Une application pour faire face à la complexité du système de santé, tel est le projet l’objectif de « TakeCareAI ». En profitant des perspectives offertes par les intelligences artificielles et des projets concrets proposés dans le cadre de leur cursus, des étudiants de l’ESIEE-IT ont imaginé cette application avec l’ambition mieux orienter les patients, tout en intégrant les enjeux d’une IA responsable.
TakeCareAI : une application étudiante née d’un besoin concret
L’idée de cette application part d’un constat simple, partagé par beaucoup : face à des symptômes, il est souvent difficile de savoir comment réagir. « Quand on est malade, on se pose énormément de questions : est-ce grave ? faut-il consulter ? où aller ? », explique Lucie, étudiante en dernière année à ESIEE-IT. « Beaucoup de personnes hésitent et finissent soit par engorger les urgences, soit par consulter trop tard » ajoute-t-elle.
Pour répondre à ce besoin, l’équipe d’étudiants a conçu une application mobile reposant sur un chatbot basé sur l’intelligence artificielle. L’utilisateur décrit ses symptômes, et l’outil propose des pistes d’orientation vers le professionnel de santé le plus adapté. L’application peut également s’appuyer, avec l’accord de l’utilisateur, sur des données issues d’objets connectés afin d’affiner son analyse.
Au-delà de la dimension technologique, l’application TakeCareAI s’inscrit pleinement dans la logique pédagogique de l’école, celle d’une innovation responsable. « Nous travaillons avec des modèles conformes au RGPD et les données sont entièrement cryptées », précise Lucie. « Et surtout, nous ne faisons pas de diagnostic médical, ni de recommandation de médicaments. »
L’équipe a également pris en compte un enjeu encore peu visible, celui de l’impact environnemental de l’IA. Grâce à leur travail dans le cadre de la Démarche Entrepreneuriale pour l’Impact (D.E.I.) de l’école, ils estiment qu’une conversation sur l’application émet environ 0,9 gramme de CO₂. À l’échelle d’un foyer, cela pourrait représenter jusqu’à 14 kg de CO₂ économisés par an, en limitant certains déplacements ou recherches inutiles. « Ce qui est intéressant avec TakeCareAI, c’est que l’IA n’est pas utilisée comme un gadget. Elle répond à une problématique réelle de santé et s’inscrit dans un enjeu sociétal concret » souligne Bruno Barthas, Responsable Entrepreneuriat et Innovation à l’ESIEE-IT.
Un cadre propice à l’innovation et la création d’une application
À ESIEE-IT, l’accélération technologique et responsable est au cœur de la formation.

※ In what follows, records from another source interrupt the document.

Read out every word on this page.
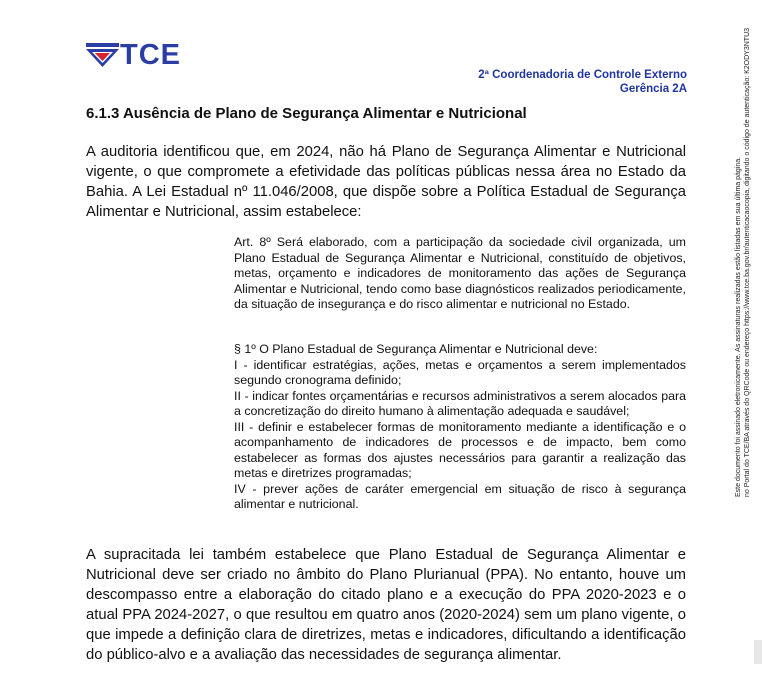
TCE
2ª Coordenadoria de Controle Externo
Gerência 2A
6.1.3 Ausência de Plano de Segurança Alimentar e Nutricional

A auditoria identificou que, em 2024, não há Plano de Segurança Alimentar e Nutricional vigente, o que compromete a efetividade das políticas públicas nessa área no Estado da Bahia. A Lei Estadual nº 11.046/2008, que dispõe sobre a Política Estadual de Segurança Alimentar e Nutricional, assim estabelece:

Art. 8º Será elaborado, com a participação da sociedade civil organizada, um Plano Estadual de Segurança Alimentar e Nutricional, constituído de objetivos, metas, orçamento e indicadores de monitoramento das ações de Segurança Alimentar e Nutricional, tendo como base diagnósticos realizados periodicamente, da situação de insegurança e do risco alimentar e nutricional no Estado.
§ 1º O Plano Estadual de Segurança Alimentar e Nutricional deve:
I - identificar estratégias, ações, metas e orçamentos a serem implementados segundo cronograma definido;
II - indicar fontes orçamentárias e recursos administrativos a serem alocados para a concretização do direito humano à alimentação adequada e saudável;
III - definir e estabelecer formas de monitoramento mediante a identificação e o acompanhamento de indicadores de processos e de impacto, bem como estabelecer as formas dos ajustes necessários para garantir a realização das metas e diretrizes programadas;
IV - prever ações de caráter emergencial em situação de risco à segurança alimentar e nutricional.

A supracitada lei também estabelece que Plano Estadual de Segurança Alimentar e Nutricional deve ser criado no âmbito do Plano Plurianual (PPA). No entanto, houve um descompasso entre a elaboração do citado plano e a execução do PPA 2020-2023 e o atual PPA 2024-2027, o que resultou em quatro anos (2020-2024) sem um plano vigente, o que impede a definição clara de diretrizes, metas e indicadores, dificultando a identificação do público-alvo e a avaliação das necessidades de segurança alimentar.

Este documento foi assinado eletronicamente. As assinaturas realizadas estão listadas em sua última página. no Portal do TCE/BA através do QRCode ou endereço https://www.tce.ba.gov.br/autenticacaocopia, digitando o código de autenticação: K2ODY3NTU3
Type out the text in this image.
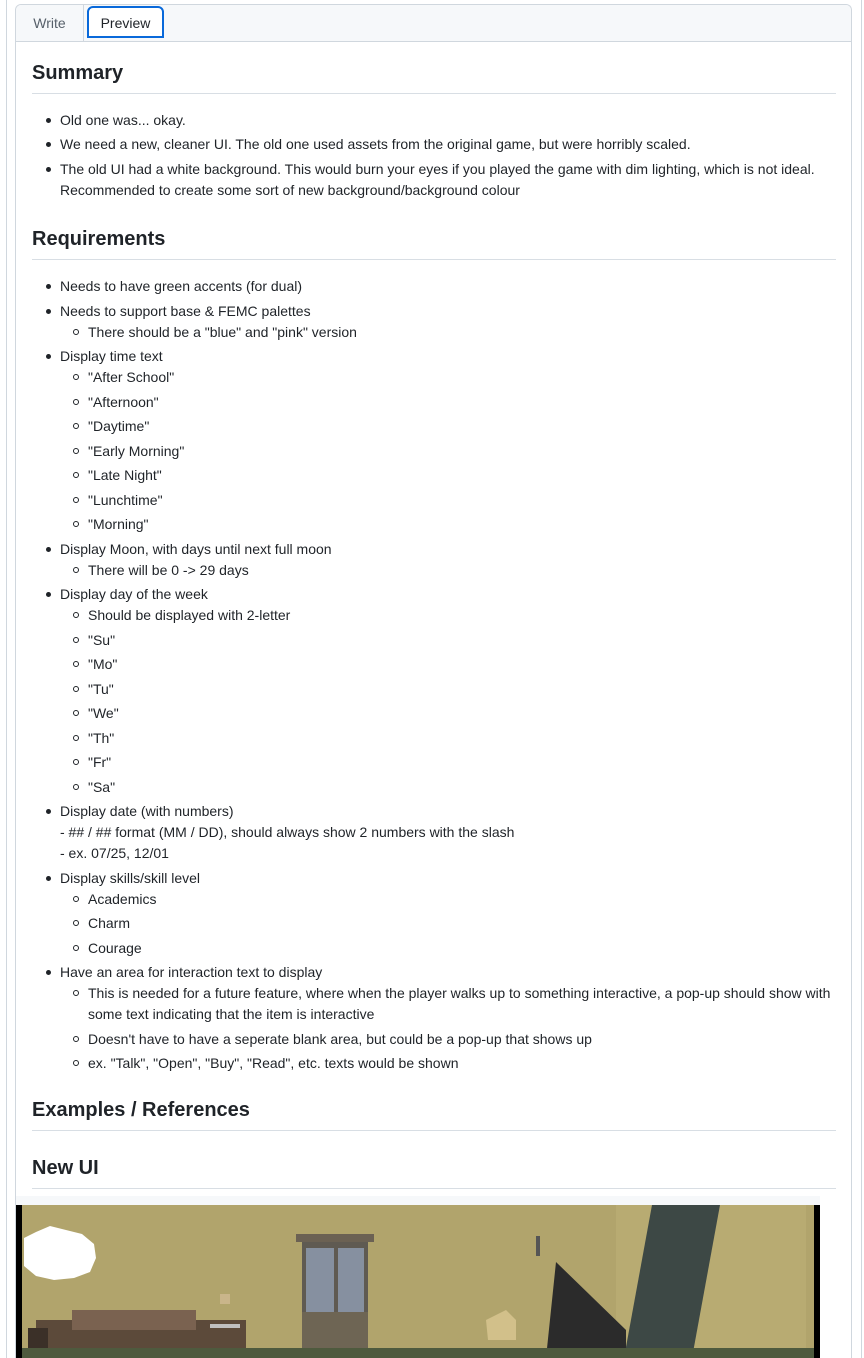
Write	Preview
Summary
Old one was... okay.
We need a new, cleaner UI. The old one used assets from the original game, but were horribly scaled.
The old UI had a white background. This would burn your eyes if you played the game with dim lighting, which is not ideal. Recommended to create some sort of new background/background colour
Requirements
Needs to have green accents (for dual)
Needs to support base & FEMC palettes
There should be a "blue" and "pink" version
Display time text
"After School"
"Afternoon"
"Daytime"
"Early Morning"
"Late Night"
"Lunchtime"
"Morning"
Display Moon, with days until next full moon
There will be 0 -> 29 days
Display day of the week
Should be displayed with 2-letter
"Su"
"Mo"
"Tu"
"We"
"Th"
"Fr"
"Sa"
Display date (with numbers)
- ## / ## format (MM / DD), should always show 2 numbers with the slash
- ex. 07/25, 12/01
Display skills/skill level
Academics
Charm
Courage
Have an area for interaction text to display
This is needed for a future feature, where when the player walks up to something interactive, a pop-up should show with some text indicating that the item is interactive
Doesn't have to have a seperate blank area, but could be a pop-up that shows up
ex. "Talk", "Open", "Buy", "Read", etc. texts would be shown
Examples / References
New UI
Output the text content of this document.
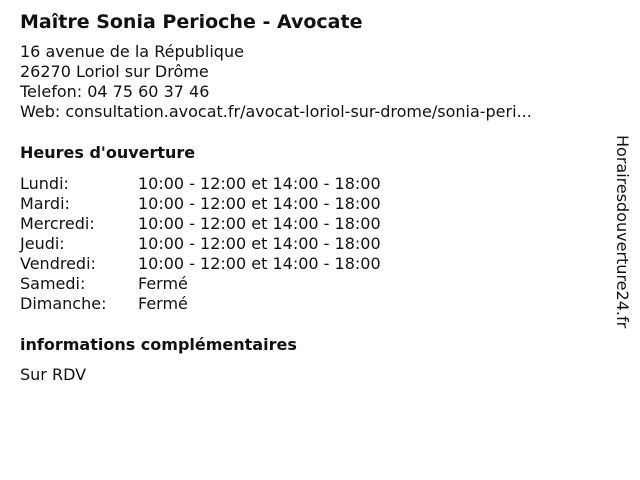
Maître Sonia Perioche - Avocate
16 avenue de la République
26270 Loriol sur Drôme
Telefon: 04 75 60 37 46
Web: consultation.avocat.fr/avocat-loriol-sur-drome/sonia-peri...
Heures d'ouverture
Lundi:	10:00 - 12:00 et 14:00 - 18:00
Mardi:	10:00 - 12:00 et 14:00 - 18:00
Mercredi:	10:00 - 12:00 et 14:00 - 18:00
Jeudi:	10:00 - 12:00 et 14:00 - 18:00
Vendredi:	10:00 - 12:00 et 14:00 - 18:00
Samedi:	Fermé
Dimanche:	Fermé
informations complémentaires
Sur RDV
Horairesdouverture24.fr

L’école a mis en place une approche spécifique, la Démarche Entrepreneuriale pour l’Impact (D.E.I.), qui structure la manière dont les étudiants conçoivent leurs projets. « Nous lançons les projets à partir d’un choix d’enjeu sociétal », explique Bruno Barthas. « Les étudiants analysent le problème en profondeur, évaluent la désirabilité de leur solution, puis travaillent sur sa faisabilité technique et sa viabilité économique au sens large. »
Cette méthodologie pousse les étudiants à intégrer très tôt une réflexion globale sur l’impact de leurs choix. « Ils doivent aussi se demander si leur projet génère une forme de dette dans le temps, qu’elle soit économique, environnementale ou sociale, comme ce fut le cas avec l’application TakeCareAI », précise-t-il.
Autre pilier de cette approche : le numérique responsable. Les étudiants sont invités à appliquer plusieurs pratiques issues de la charte de l’Institut du Numérique Responsable et, lorsqu’ils utilisent l’IA, à questionner sa réelle utilité. « L’objectif est simple : déterminer si l’IA apporte une vraie valeur ou si elle relève simplement d’un effet de mode. » complète le Responsable Entrepreneuriat et Innovation.